Я уделял сыну столько внимания, что совсем забросил его сумасшедшую мать, от которой так старательно пытался Густава отгородить. Между тем состояние Евы день ото дня становилось все хуже и хуже. Разум ее помутился совершенно. Она деградировала все сильнее и сильнее и практически полностью утратила контакт с реальностью. Укрывшись клетчатым пледом, который я привез с одного из пипологических конгрессов в Шотландии, жалкая, всеми забытая, одинокая, она целыми днями, как каменная, сидела в своем кресле, ничего не делала и только смотрела на холодную тьму за окном.
Она почти перестала есть. Когда же голод все-таки просыпался в ней, она набрасывалась на еду, как дикое животное, и ела руками, так что в результате и ее одежда, и даже волосы приобретали ужасающий вид.
Знакомые советовали мне положить ее в больницу и подать на развод, но я почему-то никак не мог на это решиться. Возможно, как и все мои соплеменники, я просто испытывал болезненное пристрастие к печали и скорби. Я часами наблюдал за Евой и изучал ее повадки, как если бы она была не человеком, а раненым животным.
Поначалу Густав еще приставал к матери, пытаясь ее разговорить, поскольку они были связаны невидимой пуповиной. Но когда он окончательно понял, что не нужен ей, прекратил свои попытки. Взяв пример с меня, он стал подолгу сидеть возле Евы, молча наблюдая за тем, как она угасает.

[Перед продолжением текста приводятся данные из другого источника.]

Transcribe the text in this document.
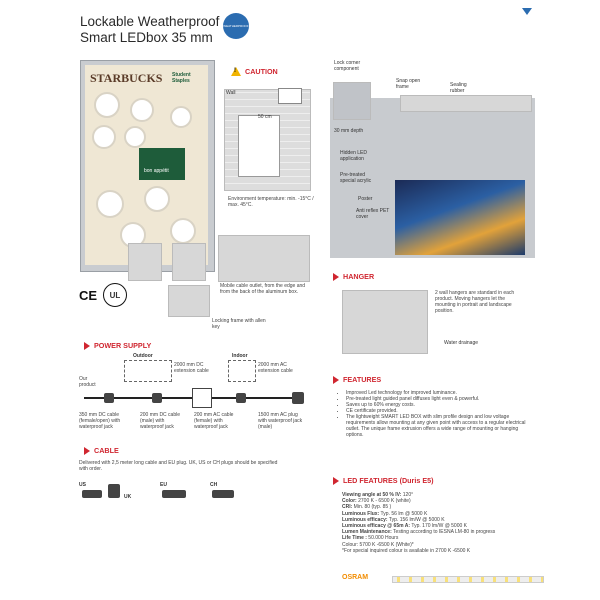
Lockable Weatherproof
Smart LEDbox 35 mm
WEATHERPROOF
STARBUCKS Student
Staples
bon appétit
! CAUTION
Wall
50 cm
Environment temperature: min. -15°C / max. 45°C.
Mobile cable outlet, from the edge and from the back of the aluminum box.
Locking frame with allen key
CE UL
POWER SUPPLY
Outdoor	Indoor
2000 mm DC extension cable
2000 mm AC extension cable
Our product
350 mm DC cable (female/open) with waterproof jack
200 mm DC cable (male) with waterproof jack
200 mm AC cable (female) with waterproof jack
1500 mm AC plug with waterproof jack (male)
CABLE
Delivered with 2,5 meter long cable and EU plug. UK, US or CH plugs should be specified with order.
US
UK
EU	CH
Lock corner component
Snap open frame	Sealing rubber
30 mm depth
Hidden LED application
Pre-treated special acrylic
Poster
Anti reflex PET cover
HANGER
2 wall hangers are standard in each product. Moving hangers let the mounting in portrait and landscape position.
Water drainage
FEATURES
• Improved Led technology for improved luminance.
• Pre-treated light guided panel diffuses light even & powerful.
• Saves up to 60% energy costs.
• CE certificate provided.
• The lightweight SMART LED BOX with slim profile design and low voltage requirements allow mounting at any given point with access to a regular electrical outlet. The unique frame extrusion offers a wide range of mounting or hanging options.
LED FEATURES (Duris E5)
Viewing angle at 50 % IV: 120°
Color: 2700 K - 6500 K (white)
CRI: Min. 80 (typ. 85 )
Luminous Flux: Typ. 56 lm @ 5000 K
Luminous efficacy: Typ. 156 lm/W @ 5000 K
Luminous efficacy @ 65m A: Typ. 170 lm/W @ 5000 K
Lumen Maintenance: Testing according to IESNA LM-80 in progress
Life Time : 50.000 Hours
Colour: 5700 K -6500 K (White)*
*For special inquired colour is available in 2700 K -6500 K
OSRAM
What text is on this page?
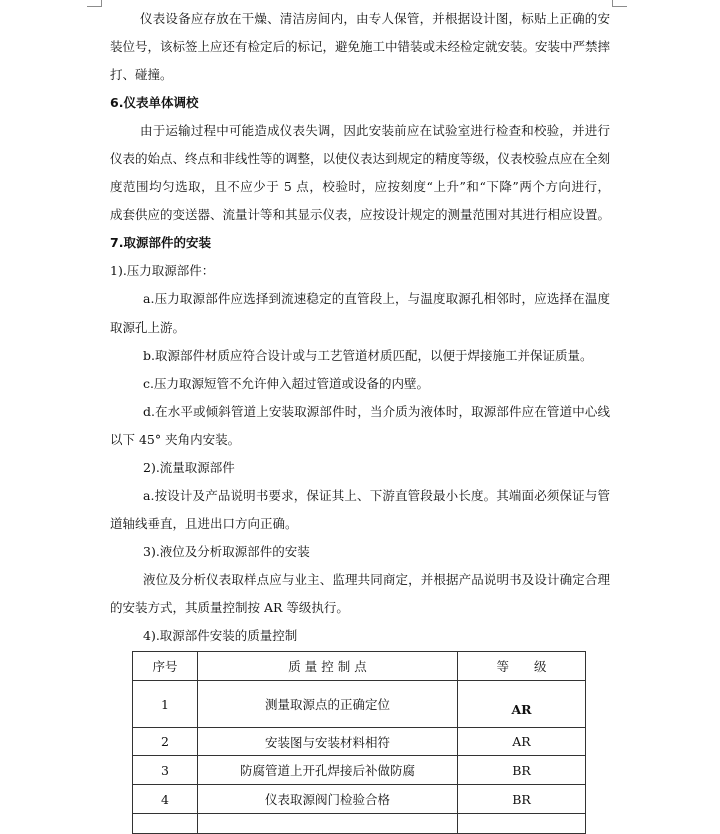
仪表设备应存放在干燥、清洁房间内，由专人保管，并根据设计图，标贴上正确的安
装位号，该标签上应还有检定后的标记，避免施工中错装或未经检定就安装。安装中严禁摔
打、碰撞。
6.仪表单体调校
由于运输过程中可能造成仪表失调，因此安装前应在试验室进行检查和校验，并进行
仪表的始点、终点和非线性等的调整，以使仪表达到规定的精度等级，仪表校验点应在全刻
度范围均匀选取，且不应少于 5 点，校验时，应按刻度“上升”和“下降”两个方向进行，
成套供应的变送器、流量计等和其显示仪表，应按设计规定的测量范围对其进行相应设置。
7.取源部件的安装
1).压力取源部件：
a.压力取源部件应选择到流速稳定的直管段上，与温度取源孔相邻时，应选择在温度
取源孔上游。
b.取源部件材质应符合设计或与工艺管道材质匹配，以便于焊接施工并保证质量。
c.压力取源短管不允许伸入超过管道或设备的内壁。
d.在水平或倾斜管道上安装取源部件时，当介质为液体时，取源部件应在管道中心线
以下 45° 夹角内安装。
2).流量取源部件
a.按设计及产品说明书要求，保证其上、下游直管段最小长度。其端面必须保证与管
道轴线垂直，且进出口方向正确。
3).液位及分析取源部件的安装
液位及分析仪表取样点应与业主、监理共同商定，并根据产品说明书及设计确定合理
的安装方式，其质量控制按 AR 等级执行。
4).取源部件安装的质量控制
序号	质 量 控 制 点	等　　级
1	测量取源点的正确定位	AR
2	安装图与安装材料相符	AR
3	防腐管道上开孔焊接后补做防腐	BR
4	仪表取源阀门检验合格	BR
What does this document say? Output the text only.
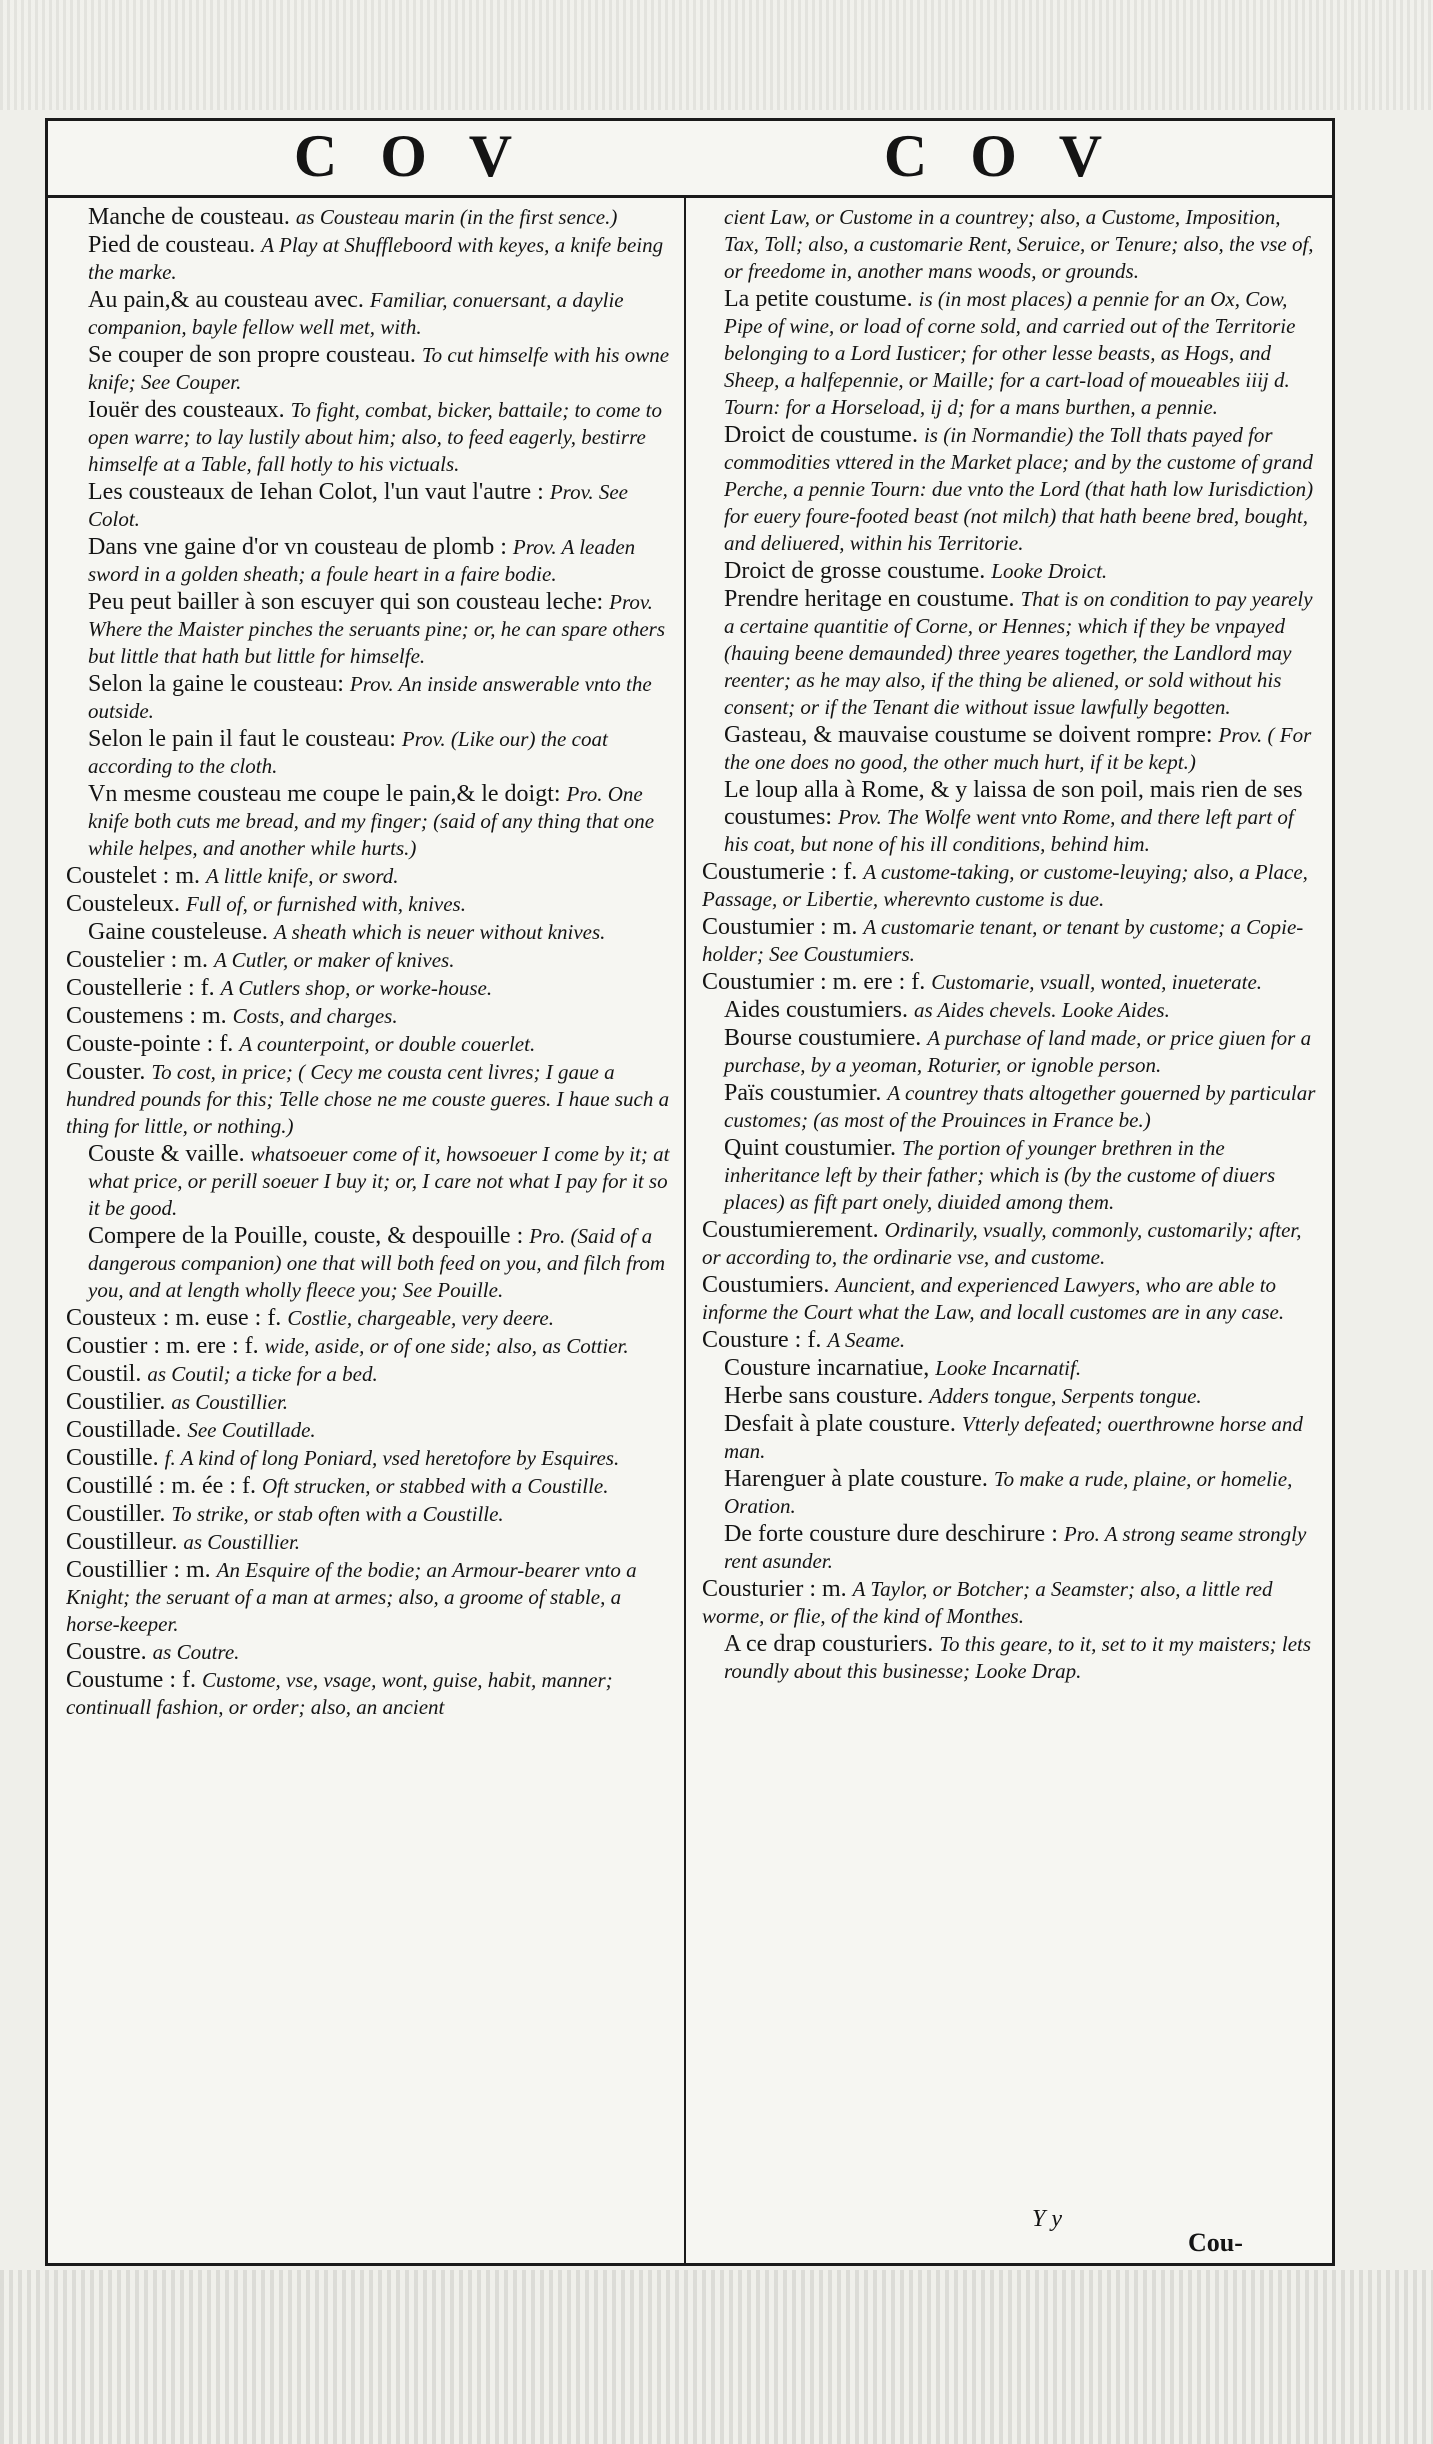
C O V	C O V
Manche de cousteau. as Cousteau marin (in the first sence.)
Pied de cousteau. A Play at Shuffleboord with keyes, a knife being the marke.
Au pain,& au cousteau avec. Familiar, conuersant, a daylie companion, bayle fellow well met, with.
Se couper de son propre cousteau. To cut himselfe with his owne knife; See Couper.
Iouër des cousteaux. To fight, combat, bicker, battaile; to come to open warre; to lay lustily about him; also, to feed eagerly, bestirre himselfe at a Table, fall hotly to his victuals.
Les cousteaux de Iehan Colot, l'un vaut l'autre : Prov. See Colot.
Dans vne gaine d'or vn cousteau de plomb : Prov. A leaden sword in a golden sheath; a foule heart in a faire bodie.
Peu peut bailler à son escuyer qui son cousteau leche: Prov. Where the Maister pinches the seruants pine; or, he can spare others but little that hath but little for himselfe.
Selon la gaine le cousteau: Prov. An inside answerable vnto the outside.
Selon le pain il faut le cousteau: Prov. (Like our) the coat according to the cloth.
Vn mesme cousteau me coupe le pain,& le doigt: Pro. One knife both cuts me bread, and my finger; (said of any thing that one while helpes, and another while hurts.)
Coustelet : m. A little knife, or sword.
Cousteleux. Full of, or furnished with, knives.
Gaine cousteleuse. A sheath which is neuer without knives.
Coustelier : m. A Cutler, or maker of knives.
Coustellerie : f. A Cutlers shop, or worke-house.
Coustemens : m. Costs, and charges.
Couste-pointe : f. A counterpoint, or double couerlet.
Couster. To cost, in price; ( Cecy me cousta cent livres; I gaue a hundred pounds for this; Telle chose ne me couste gueres. I haue such a thing for little, or nothing.)
Couste & vaille. whatsoeuer come of it, howsoeuer I come by it; at what price, or perill soeuer I buy it; or, I care not what I pay for it so it be good.
Compere de la Pouille, couste, & despouille : Pro. (Said of a dangerous companion) one that will both feed on you, and filch from you, and at length wholly fleece you; See Pouille.
Cousteux : m. euse : f. Costlie, chargeable, very deere.
Coustier : m. ere : f. wide, aside, or of one side; also, as Cottier.
Coustil. as Coutil; a ticke for a bed.
Coustilier. as Coustillier.
Coustillade. See Coutillade.
Coustille. f. A kind of long Poniard, vsed heretofore by Esquires.
Coustillé : m. ée : f. Oft strucken, or stabbed with a Coustille.
Coustiller. To strike, or stab often with a Coustille.
Coustilleur. as Coustillier.
Coustillier : m. An Esquire of the bodie; an Armour-bearer vnto a Knight; the seruant of a man at armes; also, a groome of stable, a horse-keeper.
Coustre. as Coutre.
Coustume : f. Custome, vse, vsage, wont, guise, habit, manner; continuall fashion, or order; also, an ancient
cient Law, or Custome in a countrey; also, a Custome, Imposition, Tax, Toll; also, a customarie Rent, Seruice, or Tenure; also, the vse of, or freedome in, another mans woods, or grounds.
La petite coustume. is (in most places) a pennie for an Ox, Cow, Pipe of wine, or load of corne sold, and carried out of the Territorie belonging to a Lord Iusticer; for other lesse beasts, as Hogs, and Sheep, a halfepennie, or Maille; for a cart-load of moueables iiij d. Tourn: for a Horseload, ij d; for a mans burthen, a pennie.
Droict de coustume. is (in Normandie) the Toll thats payed for commodities vttered in the Market place; and by the custome of grand Perche, a pennie Tourn: due vnto the Lord (that hath low Iurisdiction) for euery foure-footed beast (not milch) that hath beene bred, bought, and deliuered, within his Territorie.
Droict de grosse coustume. Looke Droict.
Prendre heritage en coustume. That is on condition to pay yearely a certaine quantitie of Corne, or Hennes; which if they be vnpayed (hauing beene demaunded) three yeares together, the Landlord may reenter; as he may also, if the thing be aliened, or sold without his consent; or if the Tenant die without issue lawfully begotten.
Gasteau, & mauvaise coustume se doivent rompre: Prov. ( For the one does no good, the other much hurt, if it be kept.)
Le loup alla à Rome, & y laissa de son poil, mais rien de ses coustumes: Prov. The Wolfe went vnto Rome, and there left part of his coat, but none of his ill conditions, behind him.
Coustumerie : f. A custome-taking, or custome-leuying; also, a Place, Passage, or Libertie, wherevnto custome is due.
Coustumier : m. A customarie tenant, or tenant by custome; a Copie-holder; See Coustumiers.
Coustumier : m. ere : f. Customarie, vsuall, wonted, inueterate.
Aides coustumiers. as Aides chevels. Looke Aides.
Bourse coustumiere. A purchase of land made, or price giuen for a purchase, by a yeoman, Roturier, or ignoble person.
Païs coustumier. A countrey thats altogether gouerned by particular customes; (as most of the Prouinces in France be.)
Quint coustumier. The portion of younger brethren in the inheritance left by their father; which is (by the custome of diuers places) as fift part onely, diuided among them.
Coustumierement. Ordinarily, vsually, commonly, customarily; after, or according to, the ordinarie vse, and custome.
Coustumiers. Auncient, and experienced Lawyers, who are able to informe the Court what the Law, and locall customes are in any case.
Cousture : f. A Seame.
Cousture incarnatiue, Looke Incarnatif.
Herbe sans cousture. Adders tongue, Serpents tongue.
Desfait à plate cousture. Vtterly defeated; ouerthrowne horse and man.
Harenguer à plate cousture. To make a rude, plaine, or homelie, Oration.
De forte cousture dure deschirure : Pro. A strong seame strongly rent asunder.
Cousturier : m. A Taylor, or Botcher; a Seamster; also, a little red worme, or flie, of the kind of Monthes.
A ce drap cousturiers. To this geare, to it, set to it my maisters; lets roundly about this businesse; Looke Drap.
Y y
Cou-
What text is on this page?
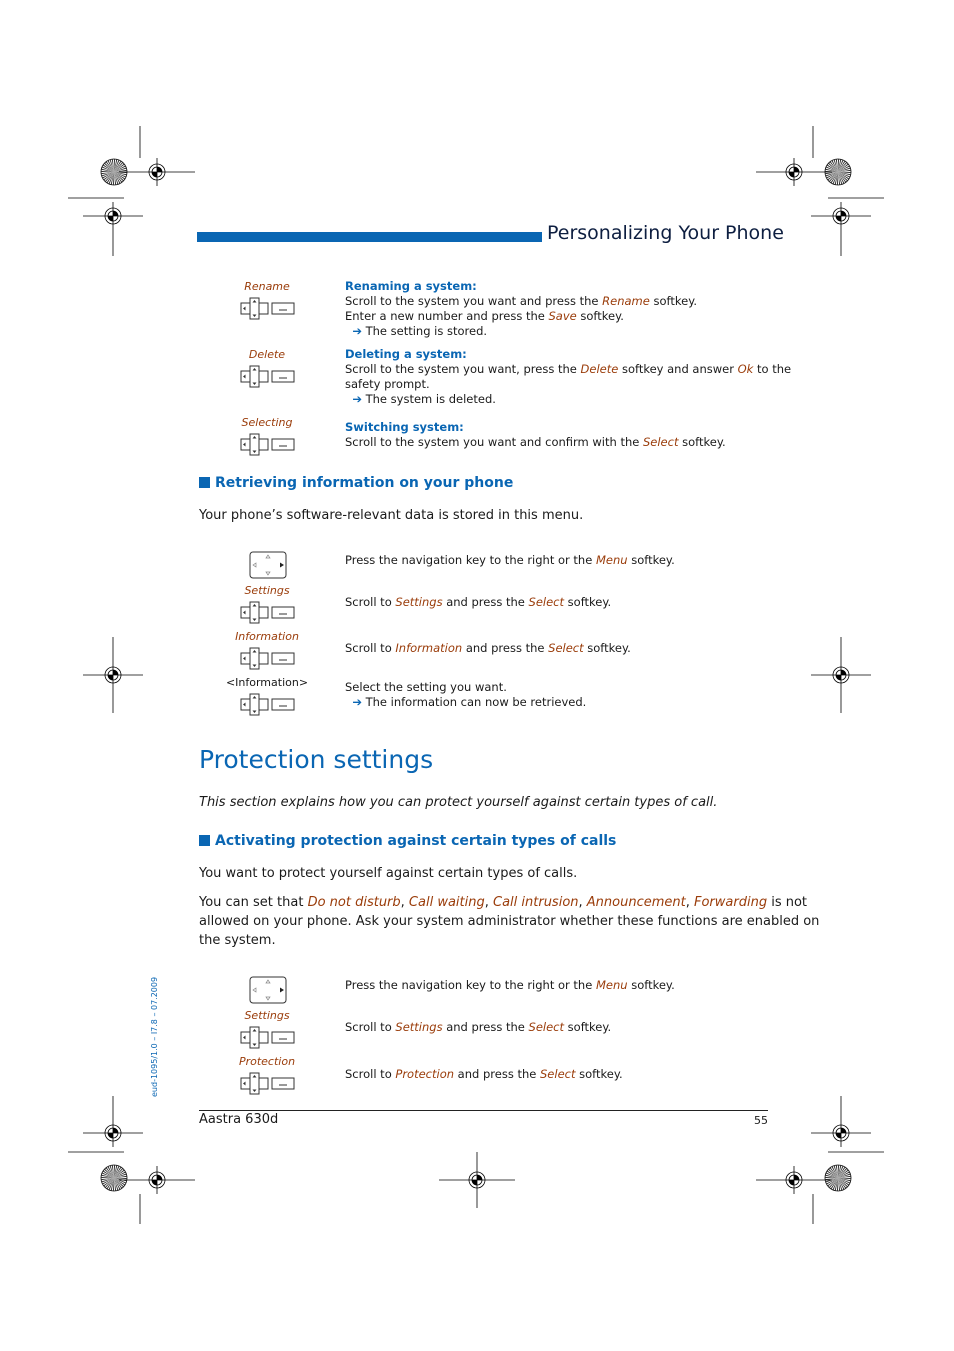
Personalizing Your Phone
Rename	Renaming a system:
Scroll to the system you want and press the Rename softkey.
Enter a new number and press the Save softkey.
➔ The setting is stored.
Delete	Deleting a system:
Scroll to the system you want, press the Delete softkey and answer Ok to the
safety prompt.
➔ The system is deleted.
Selecting	Switching system:
Scroll to the system you want and confirm with the Select softkey.
Retrieving information on your phone
Your phone’s software-relevant data is stored in this menu.
Press the navigation key to the right or the Menu softkey.
Settings
Scroll to Settings and press the Select softkey.
Information
Scroll to Information and press the Select softkey.
<Information>	Select the setting you want.
➔ The information can now be retrieved.
Protection settings
This section explains how you can protect yourself against certain types of call.
Activating protection against certain types of calls
You want to protect yourself against certain types of calls.
You can set that Do not disturb, Call waiting, Call intrusion, Announcement, Forwarding is not
allowed on your phone. Ask your system administrator whether these functions are enabled on
the system.
Press the navigation key to the right or the Menu softkey.
Settings
Scroll to Settings and press the Select softkey.
Protection
Scroll to Protection and press the Select softkey.
Aastra 630d	55
eud-1095/1.0 – I7.8 – 07.2009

Я, разумеется, прекрасно понимал, что все это не очень полезно для психического здоровья моего сына, но никак не мог решить, что же мне с ней делать. Отправить ее в психиатрическую клинику и полностью изолировать от ребенка? Или пусть Густав сам определит, в каком направлении будут развиваться их отношения?
Моя нерешительность привела к тому, что Густав взял роль лидера на себя. Мой упитанный сынишка как бы заполнил собой нишу, образовавшуюся после ухода его матери. Я видел, что происходит, но, несмотря на весь свой жизненный опыт, так и не сумел понять, чем это впоследствии для меня обернется.
17
Моя семейная жизнь превратилась в руины, дом стал холодным и неуютным. Ева страшно опустилась, на щеках у нее, как и у многих сумасшедших, начали расти волосы. И хотя Густав ухаживал за ней самоотверженно и с любовью, я понимал, что вечно так продолжаться не может.
Тем временем жизнь шла своим чередом. Я по-прежнему занимался пипологией, и слава моя росла день ото дня. Количество моих поклонников и последователей неуклонно увеличивалось, меня много и охотно цитировали, а пипологические исследования приобрели широчайший размах. Однако при всем при том я не мог отделаться от странного ощущения, что созданная мной теория, мои идеи словно отделились от меня и зажили самостоятельной жизнью. Я чувствовал, что больше никогда не буду принадлежать самому себе. Более того, мне стало казаться, что пипология — наука совершенно бесполезная, что это всего лишь скоропреходящее веяние интеллектуальной моды.
Подобно многим другим новым научным дисциплинам, пипология, вместо того чтобы углубляться в суть, стала скользить по поверхности. Серьезная наука должна заниматься серьезными проблемами, однако вместо этого пипология превратилась в закрытый элитарный клуб, члены которого были обязаны придерживаться единого мнения.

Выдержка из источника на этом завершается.